C'est dans sa deuxième partie que le film commence vraiment à délirer, au cours d'une nuit interminable à la temporalité aberrante. Tantôt on a l'impression que la maison est déserte et que tout le monde est couché depuis longtemps, ce qui permet au tueur de roder tranquillou. Et tantôt il semble qu'il règne une grande activité avec les malades et les infirmiers tout habillés et prêts à surgir au moindre hurlement. Di Leo a du se rendre compte que son scenar manquait un peu de corps, et il se rattrape alors sur la mise en scène et le montage, proposant des plans souvent farfelus et des raccords brutaux assez inspirés. Il s'amuse à mettre le spectateur sur une fausse piste, en nous poussant à identifier le tueur en Kinski. Bref un film qui semble à la fois suivre les codes d'un genre tout en s'en contrefoutant ouvertement, pas flippant pour un sou mais finalement très amusant et qui fait passer un excellent moment.

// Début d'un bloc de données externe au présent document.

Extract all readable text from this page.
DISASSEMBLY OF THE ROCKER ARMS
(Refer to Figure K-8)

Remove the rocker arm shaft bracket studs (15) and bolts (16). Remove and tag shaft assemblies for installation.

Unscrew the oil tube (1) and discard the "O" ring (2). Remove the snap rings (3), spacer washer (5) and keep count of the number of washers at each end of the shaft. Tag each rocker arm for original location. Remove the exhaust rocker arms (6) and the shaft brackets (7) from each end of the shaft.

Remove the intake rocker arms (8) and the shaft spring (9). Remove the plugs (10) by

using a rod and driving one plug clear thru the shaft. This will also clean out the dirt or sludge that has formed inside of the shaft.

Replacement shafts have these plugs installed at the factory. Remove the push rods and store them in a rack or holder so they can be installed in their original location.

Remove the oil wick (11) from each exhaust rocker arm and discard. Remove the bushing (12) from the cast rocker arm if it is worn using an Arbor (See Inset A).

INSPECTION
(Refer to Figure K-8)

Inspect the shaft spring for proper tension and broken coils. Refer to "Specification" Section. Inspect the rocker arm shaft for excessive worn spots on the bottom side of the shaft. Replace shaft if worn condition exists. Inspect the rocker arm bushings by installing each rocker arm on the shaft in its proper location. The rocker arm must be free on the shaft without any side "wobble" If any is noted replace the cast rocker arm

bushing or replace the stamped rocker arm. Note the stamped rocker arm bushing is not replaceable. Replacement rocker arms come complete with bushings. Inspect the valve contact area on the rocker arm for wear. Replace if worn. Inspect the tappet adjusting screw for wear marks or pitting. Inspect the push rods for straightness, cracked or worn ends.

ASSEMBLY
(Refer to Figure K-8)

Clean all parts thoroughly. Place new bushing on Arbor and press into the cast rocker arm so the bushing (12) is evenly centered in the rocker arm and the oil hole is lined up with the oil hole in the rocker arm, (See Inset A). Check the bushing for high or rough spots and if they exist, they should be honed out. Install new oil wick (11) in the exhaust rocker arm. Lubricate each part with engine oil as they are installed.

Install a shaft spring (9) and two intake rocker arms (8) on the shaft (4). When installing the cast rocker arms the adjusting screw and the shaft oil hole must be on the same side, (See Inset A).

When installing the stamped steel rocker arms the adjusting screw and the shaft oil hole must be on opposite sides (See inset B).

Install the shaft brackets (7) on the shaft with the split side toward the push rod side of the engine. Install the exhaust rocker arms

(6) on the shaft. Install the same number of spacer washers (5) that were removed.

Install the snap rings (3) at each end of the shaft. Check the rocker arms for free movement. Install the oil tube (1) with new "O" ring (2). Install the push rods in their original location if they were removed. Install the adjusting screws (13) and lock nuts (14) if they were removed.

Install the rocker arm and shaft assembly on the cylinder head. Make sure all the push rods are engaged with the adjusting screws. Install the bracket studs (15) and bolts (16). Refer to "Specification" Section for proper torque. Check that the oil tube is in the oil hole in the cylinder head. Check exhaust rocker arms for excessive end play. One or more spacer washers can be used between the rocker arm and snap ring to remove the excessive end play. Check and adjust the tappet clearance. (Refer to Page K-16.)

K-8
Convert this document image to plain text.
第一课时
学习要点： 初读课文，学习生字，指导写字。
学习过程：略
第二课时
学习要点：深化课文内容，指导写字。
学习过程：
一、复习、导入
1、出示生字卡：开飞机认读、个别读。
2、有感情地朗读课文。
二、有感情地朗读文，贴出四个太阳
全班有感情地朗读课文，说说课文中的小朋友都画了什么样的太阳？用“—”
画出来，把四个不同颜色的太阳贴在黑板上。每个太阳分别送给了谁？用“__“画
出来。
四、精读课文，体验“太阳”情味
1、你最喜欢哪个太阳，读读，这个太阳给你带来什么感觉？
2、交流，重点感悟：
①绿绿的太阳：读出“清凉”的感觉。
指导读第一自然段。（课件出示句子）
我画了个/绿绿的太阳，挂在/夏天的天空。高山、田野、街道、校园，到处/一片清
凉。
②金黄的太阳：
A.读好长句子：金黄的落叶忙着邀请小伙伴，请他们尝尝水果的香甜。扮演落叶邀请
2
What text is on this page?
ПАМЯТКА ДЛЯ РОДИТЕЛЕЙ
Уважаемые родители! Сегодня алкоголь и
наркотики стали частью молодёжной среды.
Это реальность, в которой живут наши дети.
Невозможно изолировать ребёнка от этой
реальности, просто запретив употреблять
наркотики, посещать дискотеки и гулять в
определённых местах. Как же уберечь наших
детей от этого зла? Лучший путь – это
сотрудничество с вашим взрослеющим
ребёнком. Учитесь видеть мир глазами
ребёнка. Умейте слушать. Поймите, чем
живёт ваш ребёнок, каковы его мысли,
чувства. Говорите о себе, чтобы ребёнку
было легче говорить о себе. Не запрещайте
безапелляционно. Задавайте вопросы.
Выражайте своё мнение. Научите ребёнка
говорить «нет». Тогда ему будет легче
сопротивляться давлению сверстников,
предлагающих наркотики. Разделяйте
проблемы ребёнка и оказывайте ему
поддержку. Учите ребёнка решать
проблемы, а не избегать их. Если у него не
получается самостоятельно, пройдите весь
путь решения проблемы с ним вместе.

Addio Zio Tom (Les Négriers), Gualtiero Jacopetti et Franco Prosperi, 1971
On passe au versant craspec du ciné bis italien avec cet indigne successeur d'Africa addio, précédent film des réalisateurs Jacopetti et Prosperi, qui depuis leur séminal Mondo cane (1962) enchaînent les scandales à succès. J'ai découvert Addio zio Tom dans sa version française, assez radicalement charcutée de plusieurs dizaines de minutes par le distributeur. En l'état, demeure un ahurissant ovni filmique qui a pour prétention d'offrir un témoignage édifiant sur l'esclavage aux États-unis, son Histoire, ses méthodes et ses répercussions sur la société américaine d'aujourd'hui (enfin celle des 70's et de la lutte pour les droits civiques). Le résultat est d'autant plus impressionnant que c'est tout le contraire d'une petite production fauchée : figurants en pagaille, décors gigantesques et réalisme démentiel de la reconstitution, avec un tournage en Haïti qui a pu profiter des ressources mises à disposition par le dictateur Papa Doc. On est sans cesse partagé entre le dégoût des horreurs réelles de la traite des Noirs et la complaisance putassière des réalisateurs qui relève pleinement de ce cinéma d'exploitation où le voyeurisme se pare hypocritement d'une caution morale. En particulier — on s'en sera douté — dès lors qu'il s'agira de dénoncer l'esclavagisme sexuel (mais pas que).

Les raccords avec la société contemporaine, dans la version française, sont assez gratinés eux aussi, montrant la population Noire désormais socialement intégrée mais ayant honteusement oblitéré son histoire, donc soit-disant ayant totalement perdu ses valeurs. Le film se montre ainsi impitoyablement critique vis-à-vis de la société américaine, via un discours abusivement caricatural qui laisse le spectateur suffoqué par tant d'audaces et d'inconséquence. Par bien des aspects, l'atmosphère lourde et dérangeante qui plane sur ce film n'est pas sans évoquer le Mandingo réalisé quatre ans plus tard par Richard Fleischer.